When decomposing $K_6$ into edge-disjoint partitions that are complete subgraphs we consider $K_5,\ldots K_2$. The $K_6$ as a subgraph of itself is trivial. I found that when we decompose a $K_6$ we have $8$ options: $15 K_2s$, $4K_3s + 3K_2s$, $3K_3s + 6K_2s$, $2K_3s + 9K_2s$, $1K_3 + 12K_2s$, $1K_4 + 1K_3 + 6K_2s$, $1K_4 + 9K_2s$, $1K_5 +5K_2s$. For some of them I have an explanation why we cannot have other forms, for example $1K_5$ leaves us with a star $1,5$ so the only option is to take $K_2s.$
What about $1K_4 + 1K_3 + 6K_2s$? Is there an easy way to explain these?

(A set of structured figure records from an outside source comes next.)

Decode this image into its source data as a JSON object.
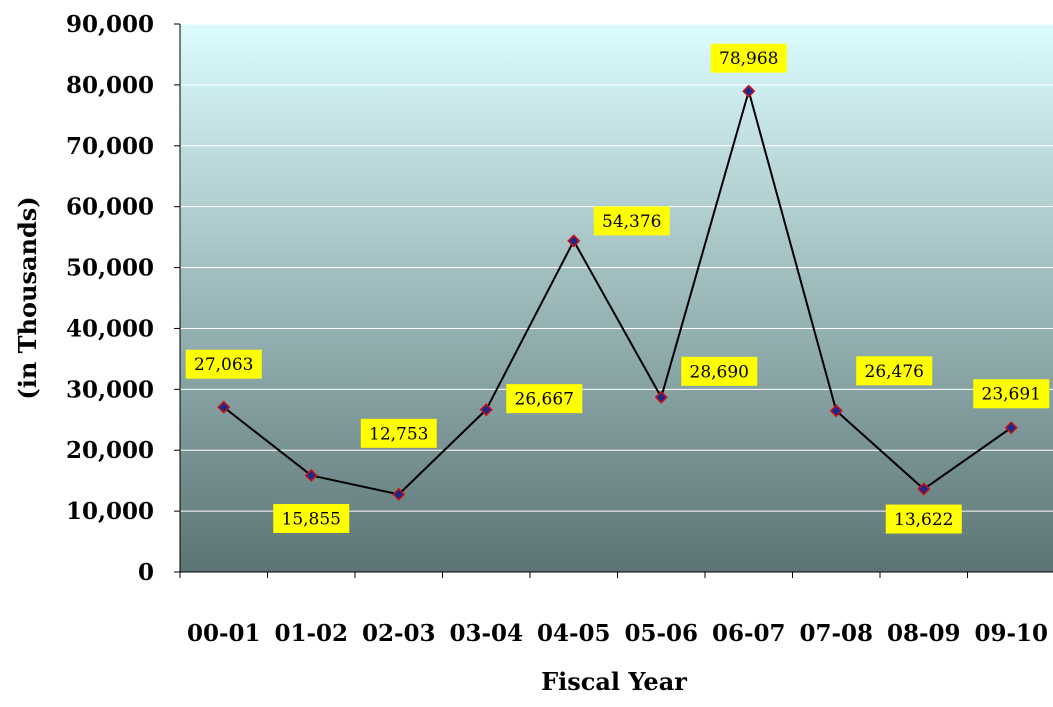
{
  "chart_data": {
    "type": "line",
    "title": "",
    "xlabel": "Fiscal Year",
    "ylabel": "(in Thousands)",
    "categories": [
      "00-01",
      "01-02",
      "02-03",
      "03-04",
      "04-05",
      "05-06",
      "06-07",
      "07-08",
      "08-09",
      "09-10"
    ],
    "values": [
      27063,
      15855,
      12753,
      26667,
      54376,
      28690,
      78968,
      26476,
      13622,
      23691
    ],
    "data_labels": [
      "27,063",
      "15,855",
      "12,753",
      "26,667",
      "54,376",
      "28,690",
      "78,968",
      "26,476",
      "13,622",
      "23,691"
    ],
    "ylim": [
      0,
      90000
    ],
    "yticks": [
      0,
      10000,
      20000,
      30000,
      40000,
      50000,
      60000,
      70000,
      80000,
      90000
    ],
    "ytick_labels": [
      "0",
      "10,000",
      "20,000",
      "30,000",
      "40,000",
      "50,000",
      "60,000",
      "70,000",
      "80,000",
      "90,000"
    ],
    "grid": true,
    "legend": false,
    "colors": {
      "plot_top": "#dcfcff",
      "plot_bottom": "#5c7474",
      "line": "#000000",
      "marker_fill": "#1a2a8c",
      "marker_edge": "#cc1111",
      "label_bg": "#ffff00",
      "grid": "#ffffff"
    }
  }
}
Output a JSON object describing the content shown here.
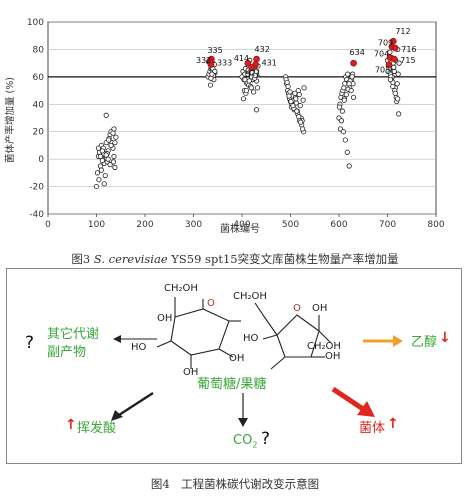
{
  "chart_data": {
    "type": "scatter",
    "title": "",
    "xlabel": "菌株编号",
    "ylabel": "菌体产率增加量 (%)",
    "xlim": [
      0,
      800
    ],
    "ylim": [
      -40,
      100
    ],
    "xticks": [
      "0",
      "100",
      "200",
      "300",
      "400",
      "500",
      "600",
      "700",
      "800"
    ],
    "yticks": [
      "-40",
      "-20",
      "0",
      "20",
      "40",
      "60",
      "80",
      "100"
    ],
    "grid": "horizontal",
    "reference_line": 60,
    "series": [
      {
        "values_x": [
          100,
          102,
          104,
          106,
          108,
          110,
          112,
          114,
          116,
          118,
          120,
          122,
          124,
          126,
          128,
          130,
          132,
          134,
          136,
          138,
          140,
          105,
          110,
          115,
          120,
          125,
          130,
          135,
          112,
          118,
          124,
          108,
          128,
          134,
          138,
          116,
          104,
          122,
          130,
          136,
          112,
          120
        ],
        "values_y": [
          -20,
          -10,
          2,
          5,
          -5,
          10,
          0,
          8,
          -3,
          3,
          12,
          -2,
          6,
          15,
          18,
          20,
          12,
          8,
          2,
          -6,
          16,
          -15,
          -8,
          4,
          32,
          14,
          10,
          -2,
          6,
          -12,
          0,
          2,
          -4,
          19,
          12,
          -18,
          8,
          4,
          10,
          22,
          -1,
          3
        ]
      },
      {
        "values_x": [
          330,
          332,
          334,
          336,
          338,
          340,
          342,
          344,
          333,
          337,
          341,
          335,
          339,
          343,
          331,
          336,
          340,
          344,
          338,
          334
        ],
        "values_y": [
          60,
          62,
          64,
          66,
          68,
          70,
          58,
          63,
          72,
          67,
          61,
          54,
          65,
          69,
          71,
          59,
          66,
          64,
          62,
          70
        ]
      },
      {
        "values_x": [
          400,
          402,
          404,
          406,
          408,
          410,
          412,
          414,
          416,
          418,
          420,
          422,
          424,
          426,
          428,
          430,
          432,
          405,
          411,
          417,
          423,
          429,
          408,
          414,
          420,
          426,
          403,
          409,
          415,
          421,
          427,
          433,
          406,
          412,
          418,
          424,
          430,
          407,
          413,
          419
        ],
        "values_y": [
          60,
          64,
          58,
          62,
          66,
          55,
          70,
          68,
          72,
          65,
          60,
          58,
          63,
          67,
          61,
          57,
          52,
          50,
          56,
          62,
          66,
          64,
          48,
          54,
          60,
          59,
          44,
          50,
          57,
          63,
          61,
          68,
          58,
          62,
          53,
          49,
          36,
          66,
          65,
          52
        ]
      },
      {
        "values_x": [
          490,
          492,
          494,
          496,
          498,
          500,
          502,
          504,
          506,
          508,
          510,
          512,
          514,
          516,
          518,
          520,
          522,
          524,
          526,
          528,
          491,
          495,
          499,
          503,
          507,
          511,
          515,
          519,
          523,
          527,
          493,
          497,
          501,
          505,
          509,
          513,
          517,
          521,
          525
        ],
        "values_y": [
          60,
          55,
          50,
          48,
          44,
          42,
          38,
          46,
          40,
          36,
          45,
          41,
          35,
          50,
          47,
          39,
          30,
          28,
          43,
          52,
          58,
          53,
          49,
          40,
          37,
          44,
          33,
          28,
          25,
          20,
          56,
          46,
          42,
          39,
          48,
          35,
          31,
          27,
          22
        ]
      },
      {
        "values_x": [
          600,
          602,
          604,
          606,
          608,
          610,
          612,
          614,
          616,
          618,
          620,
          622,
          624,
          626,
          628,
          630,
          603,
          607,
          611,
          615,
          619,
          623,
          627,
          605,
          609,
          613,
          617,
          621,
          625,
          629,
          601,
          611,
          621
        ],
        "values_y": [
          30,
          40,
          45,
          48,
          50,
          52,
          55,
          60,
          58,
          62,
          56,
          52,
          50,
          58,
          62,
          45,
          22,
          35,
          44,
          47,
          51,
          57,
          60,
          28,
          20,
          14,
          5,
          -5,
          50,
          55,
          38,
          43,
          55
        ]
      },
      {
        "values_x": [
          700,
          702,
          704,
          706,
          708,
          710,
          712,
          714,
          716,
          718,
          720,
          722,
          724,
          703,
          707,
          711,
          715,
          719,
          723,
          705,
          709,
          713,
          717,
          721,
          701,
          706,
          711,
          716,
          721
        ],
        "values_y": [
          72,
          68,
          65,
          62,
          58,
          60,
          70,
          64,
          52,
          45,
          55,
          62,
          70,
          66,
          60,
          56,
          50,
          42,
          33,
          78,
          74,
          67,
          72,
          80,
          64,
          58,
          53,
          48,
          44
        ]
      }
    ],
    "highlighted_strains": [
      {
        "label": "335",
        "x": 337,
        "y": 73
      },
      {
        "label": "332",
        "x": 334,
        "y": 71
      },
      {
        "label": "333",
        "x": 336,
        "y": 69
      },
      {
        "label": "414",
        "x": 412,
        "y": 70
      },
      {
        "label": "432",
        "x": 430,
        "y": 73
      },
      {
        "label": "431",
        "x": 428,
        "y": 69
      },
      {
        "label": "421",
        "x": 420,
        "y": 67
      },
      {
        "label": "634",
        "x": 630,
        "y": 70
      },
      {
        "label": "712",
        "x": 712,
        "y": 86
      },
      {
        "label": "709",
        "x": 709,
        "y": 82
      },
      {
        "label": "716",
        "x": 716,
        "y": 81
      },
      {
        "label": "704",
        "x": 705,
        "y": 74
      },
      {
        "label": "715",
        "x": 714,
        "y": 73
      },
      {
        "label": "703",
        "x": 703,
        "y": 69
      }
    ]
  },
  "figure3": {
    "caption_prefix": "图3",
    "caption_species": "S. cerevisiae",
    "caption_rest": " YS59 spt15突变文库菌株生物量产率增加量"
  },
  "figure4": {
    "caption": "图4　工程菌株碳代谢改变示意图",
    "center_label": "葡萄糖/果糖",
    "byproduct_label_line1": "其它代谢",
    "byproduct_label_line2": "副产物",
    "ethanol_label": "乙醇",
    "volatile_acid_label": "挥发酸",
    "co2_label": "CO",
    "co2_subscript": "2",
    "biomass_label": "菌体",
    "question_mark": "?",
    "up_arrow": "↑",
    "down_arrow": "↓",
    "glucose_labels": [
      "CH₂OH",
      "O",
      "OH",
      "HO",
      "OH",
      "OH"
    ],
    "fructose_labels": [
      "CH₂OH",
      "O",
      "OH",
      "HO",
      "OH",
      "CH₂OH"
    ],
    "colors": {
      "green": "#3aa63a",
      "red": "#e0261f",
      "orange": "#f0a02a",
      "dark": "#222222"
    }
  }
}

Let's talk about the case you mentioned, i.e. $1K_4$$+1K_3$$+6K_2$s. It is easy to see that upon removal of a $K_4$ from a complete hexagonal graph, you're left with no other $K_4$ and can at best get a $K_3$ (this is because there are only two vertices, say $v_1$ and $v_2$, that are connected to every other vertex so at best, they can be connected to the same vertex and make a triangle). One sees that all triangles share the edge $v_1$$v_2$ so if you remove any one triangle, you essentially remove the edge $v_1$$v_2$ and you can't have more triangles in the graph.